By: AARP Bulletin Editors | Source: AARP Bulletin Today | September 2007
Mirko Illc
The movie-star governor and the feisty homebuilder have something important in common.
The governor, Arnold Schwarzenegger, and the builder, Howard Staab, both know that America's health care system is broken. And they're both doing something about it. Schwarzenegger has proposed an ambitious plan to provide care for every California resident. It calls for commitment and compromise by the major stakeholders in the health system. Employers, hospitals and doctors, the government and all California residents—not least the 6 million now lacking insurance protection against serious illness or injury—all have a stake in the overhaul. State legislators have revised the plan but have retained the concept of a comprehensive solution to fix the system.
Today the debate is at a critical juncture. Insurance companies and restaurant owners oppose the proposals. And the health care focus of legislators and the governor has been diverted by a bitter budget battle. AARP has aggressively supported the overhaul in the belief that what happens in California will shape the nation's health care debate for years to come.

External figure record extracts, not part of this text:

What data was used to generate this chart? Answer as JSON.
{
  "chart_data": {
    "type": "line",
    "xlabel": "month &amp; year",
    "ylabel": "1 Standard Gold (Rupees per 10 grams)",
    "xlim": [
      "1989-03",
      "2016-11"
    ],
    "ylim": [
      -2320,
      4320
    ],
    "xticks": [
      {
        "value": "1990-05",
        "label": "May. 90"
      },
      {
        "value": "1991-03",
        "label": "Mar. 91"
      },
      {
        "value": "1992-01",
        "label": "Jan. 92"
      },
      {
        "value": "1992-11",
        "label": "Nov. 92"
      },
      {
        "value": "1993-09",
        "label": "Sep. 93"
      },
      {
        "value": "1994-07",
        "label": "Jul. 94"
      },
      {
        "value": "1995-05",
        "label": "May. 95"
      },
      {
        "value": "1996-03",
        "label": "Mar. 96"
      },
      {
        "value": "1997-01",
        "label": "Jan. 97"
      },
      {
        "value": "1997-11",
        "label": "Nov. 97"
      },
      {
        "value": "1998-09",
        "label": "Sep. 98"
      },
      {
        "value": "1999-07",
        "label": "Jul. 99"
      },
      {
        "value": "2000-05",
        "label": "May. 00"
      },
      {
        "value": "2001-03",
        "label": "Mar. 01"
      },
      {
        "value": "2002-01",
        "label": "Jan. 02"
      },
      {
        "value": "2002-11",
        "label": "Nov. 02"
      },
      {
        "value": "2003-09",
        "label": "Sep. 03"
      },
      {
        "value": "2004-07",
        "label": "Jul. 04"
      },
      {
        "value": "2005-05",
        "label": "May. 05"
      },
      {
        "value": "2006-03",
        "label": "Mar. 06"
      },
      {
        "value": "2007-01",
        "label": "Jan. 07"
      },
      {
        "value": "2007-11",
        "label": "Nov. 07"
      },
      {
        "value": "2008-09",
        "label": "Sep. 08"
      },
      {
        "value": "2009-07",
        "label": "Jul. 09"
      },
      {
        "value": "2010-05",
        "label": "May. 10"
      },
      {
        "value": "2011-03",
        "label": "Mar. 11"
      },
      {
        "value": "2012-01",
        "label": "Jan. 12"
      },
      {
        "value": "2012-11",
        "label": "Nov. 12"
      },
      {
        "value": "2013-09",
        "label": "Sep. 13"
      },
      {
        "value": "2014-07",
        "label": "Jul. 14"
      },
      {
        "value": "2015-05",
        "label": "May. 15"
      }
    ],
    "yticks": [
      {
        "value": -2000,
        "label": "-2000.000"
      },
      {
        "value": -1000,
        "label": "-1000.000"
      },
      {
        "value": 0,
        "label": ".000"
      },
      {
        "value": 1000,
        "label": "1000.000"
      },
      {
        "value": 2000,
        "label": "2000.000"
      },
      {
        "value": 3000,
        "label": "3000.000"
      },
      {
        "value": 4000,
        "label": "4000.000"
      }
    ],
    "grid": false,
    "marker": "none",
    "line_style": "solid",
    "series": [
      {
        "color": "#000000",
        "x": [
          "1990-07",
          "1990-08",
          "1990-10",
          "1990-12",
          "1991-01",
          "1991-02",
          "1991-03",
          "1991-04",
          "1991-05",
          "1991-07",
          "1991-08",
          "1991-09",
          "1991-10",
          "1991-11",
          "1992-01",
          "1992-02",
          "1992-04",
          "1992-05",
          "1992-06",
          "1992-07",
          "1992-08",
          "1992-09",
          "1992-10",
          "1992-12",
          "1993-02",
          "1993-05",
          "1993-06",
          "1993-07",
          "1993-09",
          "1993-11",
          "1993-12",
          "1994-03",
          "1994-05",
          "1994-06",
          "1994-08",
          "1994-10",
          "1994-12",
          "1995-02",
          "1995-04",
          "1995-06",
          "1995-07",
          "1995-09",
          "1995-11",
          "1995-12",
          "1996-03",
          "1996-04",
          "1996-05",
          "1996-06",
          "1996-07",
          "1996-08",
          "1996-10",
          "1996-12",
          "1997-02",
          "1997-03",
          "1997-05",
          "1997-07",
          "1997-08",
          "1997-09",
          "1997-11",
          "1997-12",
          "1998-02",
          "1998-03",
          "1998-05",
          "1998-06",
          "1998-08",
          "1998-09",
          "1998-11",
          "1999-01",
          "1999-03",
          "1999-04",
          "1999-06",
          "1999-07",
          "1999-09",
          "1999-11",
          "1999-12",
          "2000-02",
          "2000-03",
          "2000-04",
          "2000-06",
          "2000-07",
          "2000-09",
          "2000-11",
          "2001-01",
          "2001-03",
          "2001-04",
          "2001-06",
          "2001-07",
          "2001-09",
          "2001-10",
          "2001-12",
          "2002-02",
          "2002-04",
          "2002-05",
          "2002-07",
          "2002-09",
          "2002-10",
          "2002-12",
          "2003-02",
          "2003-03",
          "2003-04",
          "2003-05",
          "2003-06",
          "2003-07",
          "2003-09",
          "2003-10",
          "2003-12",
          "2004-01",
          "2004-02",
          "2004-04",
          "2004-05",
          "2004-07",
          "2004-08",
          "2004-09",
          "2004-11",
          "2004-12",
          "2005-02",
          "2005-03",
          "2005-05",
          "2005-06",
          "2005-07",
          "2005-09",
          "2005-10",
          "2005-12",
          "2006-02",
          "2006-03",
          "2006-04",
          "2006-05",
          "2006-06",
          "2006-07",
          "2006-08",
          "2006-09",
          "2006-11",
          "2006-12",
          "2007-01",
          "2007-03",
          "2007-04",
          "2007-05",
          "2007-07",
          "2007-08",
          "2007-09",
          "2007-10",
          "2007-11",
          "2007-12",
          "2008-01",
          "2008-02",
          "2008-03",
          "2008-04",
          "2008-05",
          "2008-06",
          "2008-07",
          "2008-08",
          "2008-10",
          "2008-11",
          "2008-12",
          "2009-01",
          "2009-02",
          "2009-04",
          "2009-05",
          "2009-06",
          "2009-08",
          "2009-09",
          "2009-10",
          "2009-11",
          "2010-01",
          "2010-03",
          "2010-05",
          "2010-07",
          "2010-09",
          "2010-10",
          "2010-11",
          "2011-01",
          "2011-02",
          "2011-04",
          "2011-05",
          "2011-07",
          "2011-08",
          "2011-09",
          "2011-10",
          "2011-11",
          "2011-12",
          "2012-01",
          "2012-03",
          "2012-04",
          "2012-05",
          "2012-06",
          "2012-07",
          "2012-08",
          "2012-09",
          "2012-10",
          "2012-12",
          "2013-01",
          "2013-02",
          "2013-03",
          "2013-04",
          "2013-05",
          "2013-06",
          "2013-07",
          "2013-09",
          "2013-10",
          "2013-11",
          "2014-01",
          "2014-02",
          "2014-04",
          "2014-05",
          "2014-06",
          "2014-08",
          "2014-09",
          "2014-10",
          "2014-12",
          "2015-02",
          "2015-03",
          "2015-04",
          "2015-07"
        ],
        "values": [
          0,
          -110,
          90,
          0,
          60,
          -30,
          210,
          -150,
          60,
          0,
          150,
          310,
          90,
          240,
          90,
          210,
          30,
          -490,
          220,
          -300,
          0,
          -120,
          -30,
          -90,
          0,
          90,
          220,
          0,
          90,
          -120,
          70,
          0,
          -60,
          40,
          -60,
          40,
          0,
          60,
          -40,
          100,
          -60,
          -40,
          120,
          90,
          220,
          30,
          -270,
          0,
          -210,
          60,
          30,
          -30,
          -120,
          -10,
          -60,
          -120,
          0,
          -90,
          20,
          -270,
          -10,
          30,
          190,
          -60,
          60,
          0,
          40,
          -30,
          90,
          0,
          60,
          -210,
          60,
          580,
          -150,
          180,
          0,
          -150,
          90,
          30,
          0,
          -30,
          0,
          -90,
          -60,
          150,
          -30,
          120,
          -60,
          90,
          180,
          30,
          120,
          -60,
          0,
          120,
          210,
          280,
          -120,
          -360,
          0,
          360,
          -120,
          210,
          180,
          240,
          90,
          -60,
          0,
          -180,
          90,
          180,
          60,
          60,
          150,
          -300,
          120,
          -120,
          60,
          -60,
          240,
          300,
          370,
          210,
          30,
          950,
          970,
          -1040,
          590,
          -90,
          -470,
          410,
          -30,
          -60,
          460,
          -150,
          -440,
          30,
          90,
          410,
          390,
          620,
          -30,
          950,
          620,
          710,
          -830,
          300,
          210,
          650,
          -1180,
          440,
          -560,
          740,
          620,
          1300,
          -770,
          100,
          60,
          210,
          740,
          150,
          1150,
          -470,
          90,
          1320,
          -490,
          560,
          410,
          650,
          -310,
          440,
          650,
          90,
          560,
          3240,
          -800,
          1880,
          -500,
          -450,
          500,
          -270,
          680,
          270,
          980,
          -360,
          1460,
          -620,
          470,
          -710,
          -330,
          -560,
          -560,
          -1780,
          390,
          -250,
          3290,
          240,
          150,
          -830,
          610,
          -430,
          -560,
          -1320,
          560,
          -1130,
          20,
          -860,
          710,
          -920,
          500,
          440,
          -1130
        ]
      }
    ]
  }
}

For Howard Staab, the homebuilder from Durham, N.C., the wake-up call about U.S. health care came three years ago when a routine medical checkup disclosed a failing mitral valve that required replacement. The shock was the price tag: $200,000. At that moment, he began seeking an alternative—anywhere.
He isn't alone. U.S. health and hospital costs are the highest in the world. Americans spend more on medical care than on food. The business research firm McKinsey Global Institute compared our health care system with those of 13 industrial nations and found that costs at U.S. hospitals are nearly twice as high as the average costs in the other countries. The study traces that to levels of staffing, salaries paid to doctors and nurses, insurance and the costs of equipment and administration, all of which are significantly higher in the United States than elsewhere.
The alternative for Staab—and for tens of thousands of other Americans needing medical treatment—is to go abroad for affordable care. Instead of a $200,000 bill, Staab paid less than $10,000 for travel, a three-week trip and two operations at the Escorts Heart Institute and Research Center in New Delhi.
The bottom line is clear: "Our system is failing us, failing our friends and families. We cannot ignore this atrocity any longer," says Maggi Ann Grace, Staab's friend who accompanied him to India and has recounted their experiences in a new book, State of the Heart (New Harbinger, 2007). "America's health care system—supposedly the best in the world—failed us, and we were forced to travel halfway around the globe," she says.
For his part, Schwarzenegger hopes to reach an accord with California's legislators that vastly expands the availability of health care in his state. Its success—or failure—will have a dramatic impact on the growing national clamor for overhauling the health care system.
Nearly 3,000 miles away, Howard Staab is building homes, riding his bicycle and "loving my days." He and the governor may also be igniting a national reform movement.